SDF-1/CXCR4 axis plays a principle role in the homing and engraftment of hematopoietic stem/progenitor cells (HSPCs), a process that defines cells ability to reach and seed recipient bone marrow niche following their intravenous infusion. However, the proper functioning of CXCR4 downstream signaling depends upon consistent optimal expression of both SDF-1 ligand and its receptor CXCR4, which in turn is variable and regulated by several factors. The constitutive active mutants of CXCR4 (N119A and N119S) being able to induce autonomous downstream signaling, overcome the limitation of ligand-receptor interaction for induction of CXCR4 signaling.

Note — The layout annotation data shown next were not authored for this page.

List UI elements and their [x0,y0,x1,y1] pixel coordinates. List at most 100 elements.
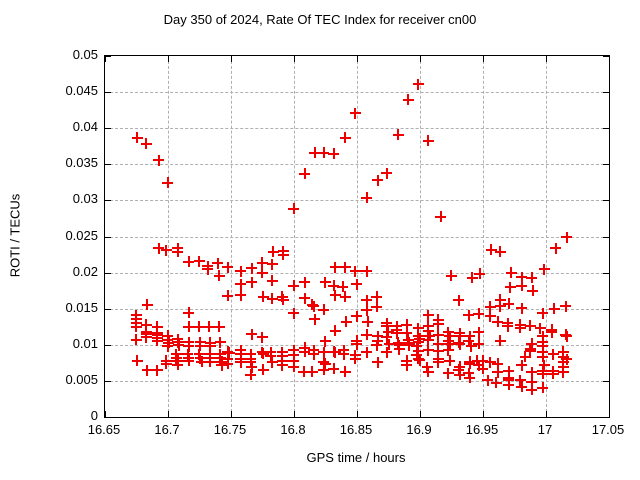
data-point [392,129,404,141]
data-point [538,359,550,371]
data-point [299,168,311,180]
data-point [266,356,278,368]
data-point [257,364,269,376]
x-tick-label: 16.95 [465,422,499,437]
y-tick-mark [603,128,609,130]
data-point [482,374,494,386]
data-point [490,377,502,389]
data-point [153,242,165,254]
x-tick-label: 16.85 [339,422,373,437]
data-point [444,330,456,342]
gridline-horizontal [105,128,609,130]
data-point [505,267,517,279]
data-point [288,355,299,367]
data-point [308,300,320,312]
data-point [151,364,163,376]
y-tick-mark [603,92,609,94]
data-point [464,330,476,342]
data-point [203,321,215,333]
data-point [492,366,504,378]
data-point [503,298,515,310]
data-point [372,335,384,347]
data-point [173,339,185,351]
data-point [391,327,403,339]
data-point [288,203,299,215]
data-point [329,346,341,358]
data-point [361,346,373,358]
data-point [547,348,559,360]
data-point [339,291,351,303]
x-tick-mark [483,56,484,62]
data-point [444,338,456,350]
data-point [349,107,361,119]
data-point [484,310,496,322]
data-point [319,358,331,370]
data-point [131,132,143,144]
data-point [504,281,516,293]
data-point [382,326,394,338]
data-point [328,148,340,160]
data-point [411,340,423,352]
gridline-horizontal [105,164,609,166]
y-tick-mark [603,417,609,418]
data-point [381,346,393,358]
data-point [308,348,320,360]
data-point [329,261,341,273]
data-point [140,319,152,331]
x-axis-label: GPS time / hours [306,450,406,465]
data-point [277,294,289,306]
y-tick-label: 0 [90,408,98,423]
data-point [140,138,152,150]
data-point [339,132,351,144]
data-point [524,320,536,332]
data-point [329,325,341,337]
y-tick-label: 0.01 [72,335,98,351]
x-tick-label: 16.75 [213,422,247,437]
data-point [361,265,373,277]
x-tick-mark [357,56,358,62]
data-point [473,359,485,371]
x-tick-label: 16.65 [87,422,121,437]
data-point [503,379,515,391]
data-point [183,321,195,333]
data-point [338,348,350,360]
data-point [318,356,330,368]
data-point [383,338,395,350]
data-point [202,263,214,275]
gridline-horizontal [105,272,609,274]
data-point [318,346,330,358]
x-tick-mark [231,411,232,417]
data-point [514,322,526,334]
data-point [454,338,466,350]
data-point [432,318,444,330]
data-point [514,374,526,386]
data-point [412,78,424,90]
data-point [298,366,310,378]
y-tick-label: 0.045 [65,83,98,99]
data-point [319,335,331,347]
data-point [339,261,351,273]
data-point [162,177,173,189]
data-point [193,348,205,360]
y-tick-mark [105,272,111,274]
data-point [381,331,393,343]
data-point [463,335,475,347]
y-tick-mark [603,56,609,57]
data-point [422,135,434,147]
data-point [401,319,413,331]
gridline-horizontal [105,200,609,202]
x-tick-mark [420,411,421,417]
data-point [182,348,194,360]
data-point [403,339,415,351]
data-point [560,329,572,341]
data-point [421,361,433,373]
data-point [526,272,538,284]
data-point [235,356,247,368]
data-point [267,246,279,258]
data-point [474,268,486,280]
data-point [492,358,504,370]
data-point [453,364,465,376]
data-point [453,337,465,349]
data-point [527,285,539,297]
gridline-horizontal [105,92,609,94]
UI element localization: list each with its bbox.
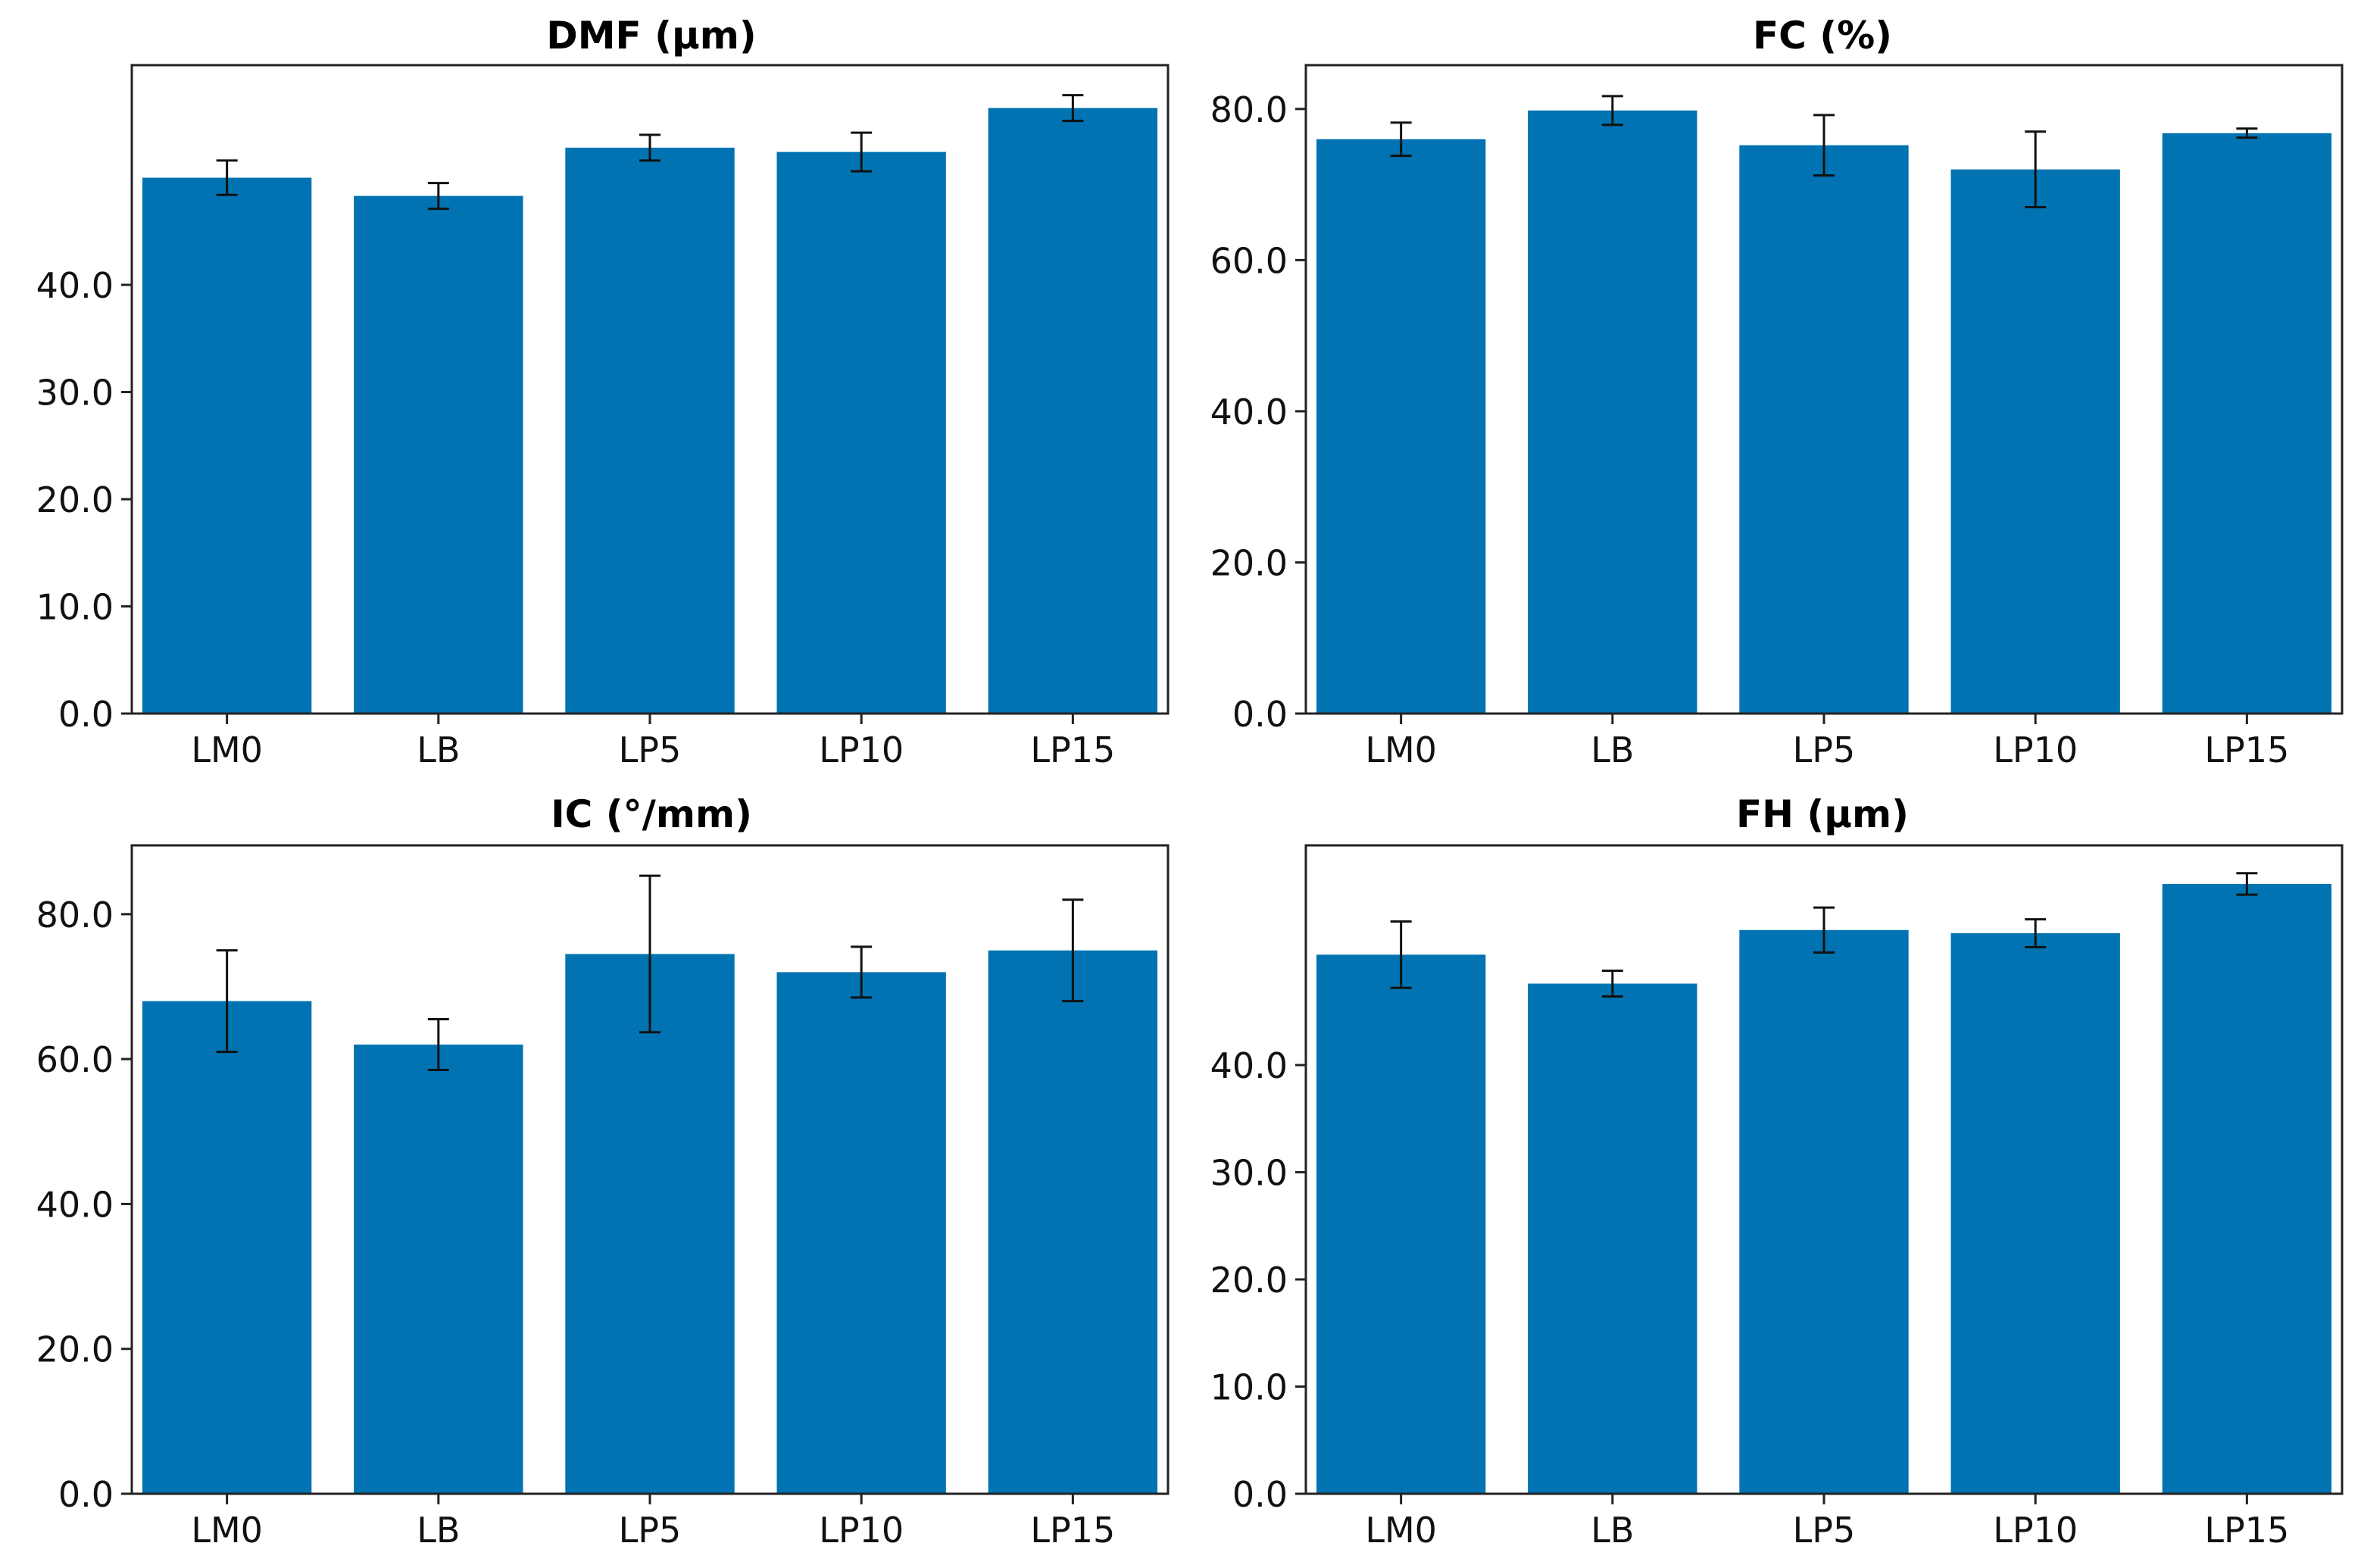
bar bbox=[776, 972, 946, 1494]
x-tick-label: LP5 bbox=[619, 1510, 682, 1551]
panel-fc: FC (%) 0.0 20.0 40.0 60.0 80.0 LM0 LB LP5 LP10 LP… bbox=[1210, 14, 2344, 770]
y-tick-label: 30.0 bbox=[1210, 1153, 1288, 1194]
y-tick-label: 0.0 bbox=[1232, 694, 1288, 735]
x-tick-label: LP10 bbox=[819, 729, 904, 770]
plot-frame bbox=[130, 64, 1170, 715]
x-tick-label: LP10 bbox=[1993, 729, 2078, 770]
bar bbox=[565, 147, 735, 714]
plot-frame bbox=[1304, 844, 2344, 1495]
bar bbox=[2162, 133, 2332, 714]
x-tick-label: LM0 bbox=[191, 1510, 263, 1551]
y-tick-label: 40.0 bbox=[1210, 392, 1288, 433]
y-tick-label: 10.0 bbox=[36, 587, 114, 628]
x-tick-label: LM0 bbox=[1365, 729, 1437, 770]
x-tick-label: LP5 bbox=[1793, 729, 1856, 770]
bar bbox=[1316, 139, 1486, 714]
y-tick-label: 0.0 bbox=[58, 1474, 114, 1515]
x-tick-label: LP15 bbox=[2204, 1510, 2289, 1551]
x-tick-label: LP5 bbox=[1793, 1510, 1856, 1551]
bar bbox=[354, 195, 523, 714]
y-tick-label: 80.0 bbox=[36, 895, 114, 935]
x-tick-label: LM0 bbox=[191, 729, 263, 770]
x-tick-label: LP15 bbox=[2204, 729, 2289, 770]
y-tick-label: 0.0 bbox=[1232, 1474, 1288, 1515]
x-tick-label: LP10 bbox=[1993, 1510, 2078, 1551]
chart-title: IC (°/mm) bbox=[551, 792, 752, 836]
bar bbox=[988, 950, 1158, 1494]
bar bbox=[988, 108, 1158, 714]
bar bbox=[354, 1045, 523, 1494]
x-tick-label: LB bbox=[1591, 729, 1634, 770]
x-tick-label: LM0 bbox=[1365, 1510, 1437, 1551]
x-tick-label: LP15 bbox=[1030, 1510, 1115, 1551]
y-tick-label: 30.0 bbox=[36, 373, 114, 414]
y-tick-label: 40.0 bbox=[36, 265, 114, 306]
y-tick-label: 20.0 bbox=[1210, 542, 1288, 583]
x-tick-label: LP10 bbox=[819, 1510, 904, 1551]
chart-title: DMF (µm) bbox=[546, 14, 756, 58]
y-tick-label: 40.0 bbox=[1210, 1045, 1288, 1086]
panel-dmf: DMF (µm) 0.0 10.0 20.0 30.0 40.0 LM0 LB LP5 LP10… bbox=[36, 14, 1170, 770]
x-tick-label: LB bbox=[417, 729, 460, 770]
bar bbox=[565, 954, 735, 1494]
bar bbox=[1739, 929, 1909, 1494]
bar bbox=[1739, 145, 1909, 714]
y-tick-label: 10.0 bbox=[1210, 1367, 1288, 1408]
bar bbox=[1528, 110, 1697, 714]
chart-title: FH (µm) bbox=[1736, 792, 1909, 836]
panel-ic: IC (°/mm) 0.0 20.0 40.0 60.0 80.0 LM0 LB LP5 LP1… bbox=[36, 792, 1170, 1551]
bar bbox=[1316, 954, 1486, 1494]
bar bbox=[142, 1001, 312, 1494]
x-tick-label: LP5 bbox=[619, 729, 682, 770]
x-tick-label: LB bbox=[417, 1510, 460, 1551]
chart-title: FC (%) bbox=[1753, 14, 1892, 58]
bar bbox=[1528, 983, 1697, 1494]
y-tick-label: 20.0 bbox=[36, 1329, 114, 1370]
bar bbox=[1950, 933, 2120, 1494]
y-tick-label: 60.0 bbox=[36, 1039, 114, 1080]
plot-frame bbox=[1304, 64, 2344, 715]
bar bbox=[142, 177, 312, 714]
bar bbox=[1950, 169, 2120, 714]
bar bbox=[776, 151, 946, 714]
bar bbox=[2162, 883, 2332, 1494]
x-tick-label: LB bbox=[1591, 1510, 1634, 1551]
y-tick-label: 80.0 bbox=[1210, 89, 1288, 130]
y-tick-label: 0.0 bbox=[58, 694, 114, 735]
panel-fh: FH (µm) 0.0 10.0 20.0 30.0 40.0 LM0 LB LP5 LP10 L… bbox=[1210, 792, 2344, 1551]
y-tick-label: 60.0 bbox=[1210, 240, 1288, 281]
y-tick-label: 40.0 bbox=[36, 1184, 114, 1225]
plot-frame bbox=[130, 844, 1170, 1495]
y-tick-label: 20.0 bbox=[1210, 1260, 1288, 1301]
x-tick-label: LP15 bbox=[1030, 729, 1115, 770]
y-tick-label: 20.0 bbox=[36, 479, 114, 520]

Therefore, we intended to explore their potential in Chemotaxis; a key cellular process which crucially regulates cells homing to bone marrow. In present study, Tet-on inducible gene expression vector system was used for doxycycline inducible regulated transgene expression of CXCR4 active mutants in hematopoietic stem progenitor cell line K-562. Both of these mutants revealed significantly enhanced Chemotaxis to SDF-1 gradient as compared to wild type. Furthermore, gene expression profiling of these genetically engineered cells as assessed by microarray analysis revealed the up-regulation of group of genes that are known to play a crucial role in CXCR4 mediated cells homing and engraftment. Hence, this study suggest the potential prospects of CXCR4 active mutants in research and development aimed to improve the efficiency of cells in the mechanism of homing and engraftment process.